The Smithsonian Institution began life with a bequest from one James Smithson, who also provided the mission statement that can be found even today on the Smithsonian's website (www.si.edu):
"I then bequeath the whole of my property...to the United States of America, to found at Washington, under the name of the Smithsonian Institution, an Establishment for the increase & diffusion of knowledge..."
In its growth, and its adaptation to modern trends, I've always thought that the institution meandered rather far from that basic premise. Perhaps it depends on what you think "knowledge" is, but to me, pop culture -- especially pop culture that's only hours old -- isn't a part of it. Julia Child's kitchen? The set from M.A.S.H.? Archie Bunker's chair? And now, apparently, the desk the American Idol judges use.
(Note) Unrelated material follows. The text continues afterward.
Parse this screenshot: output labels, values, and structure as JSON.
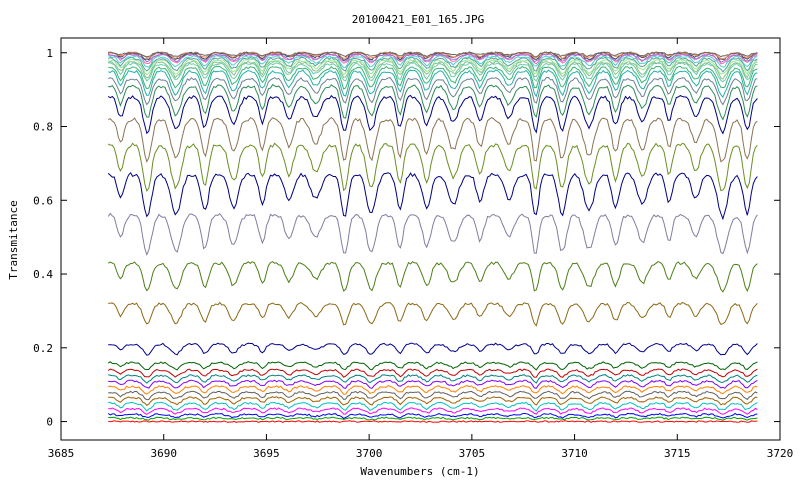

A plain old desk, without much to distinguish it.
So I thought the article "Artifact or Artifice?", appearing in the Washington Post today, asks a fair question: Is the museum performing its proper role in chronicling our culture? But wait...actually that's not the museum's proper role, which (see Smithson, above) is "the increase and diffusion of knowledge." The writer reaches the conclusion that keeping tabs on our popular culture is a legitimate function of the nation's museum. I disagree. If we ask the shorter question, "is the museum fulfilling its proper role," I'd say the answer is a resounding "no." I just don't see the connection between "knowledge" and some beat-up old prop from a TV show. If someone wants to warehouse these things, fine, but it's not a museum's job, nor is it the public's job to pay for them.
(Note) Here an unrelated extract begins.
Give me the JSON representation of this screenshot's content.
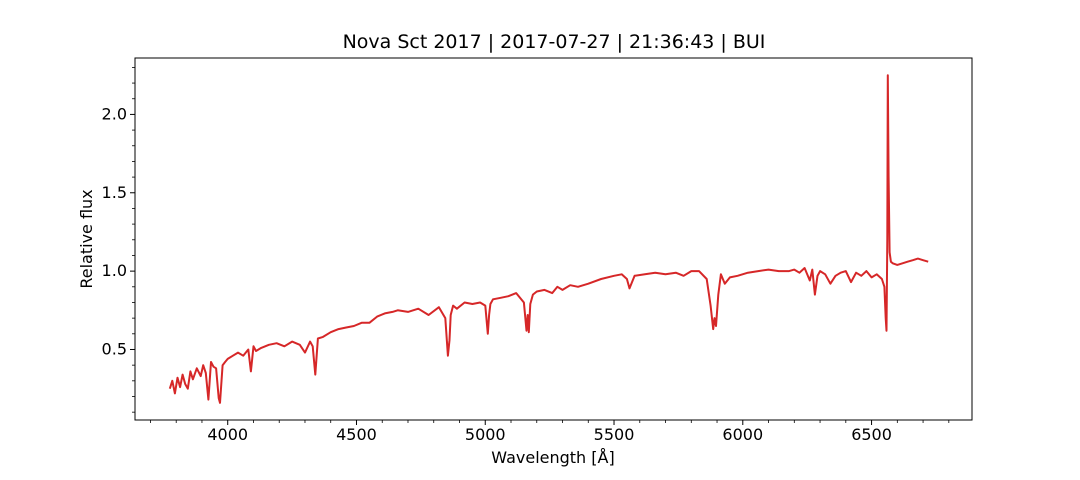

This tendency to accentuate the mundane and superficial seems to me to go hand-in-hand with another precept in which the Smithsonian's curators appear to believe deeply: That museum exhibits have to be entertaining, preferably on the level of an eight-year-old. This makes the various museums a popular attraction for visiting tourist families in the summer, but it doesn't make them institutions of knowledge. Let's upgrade the content; kids learn by reaching and being challenged, and the rest of us may find that we can go to a museum without having our intelligence insulted.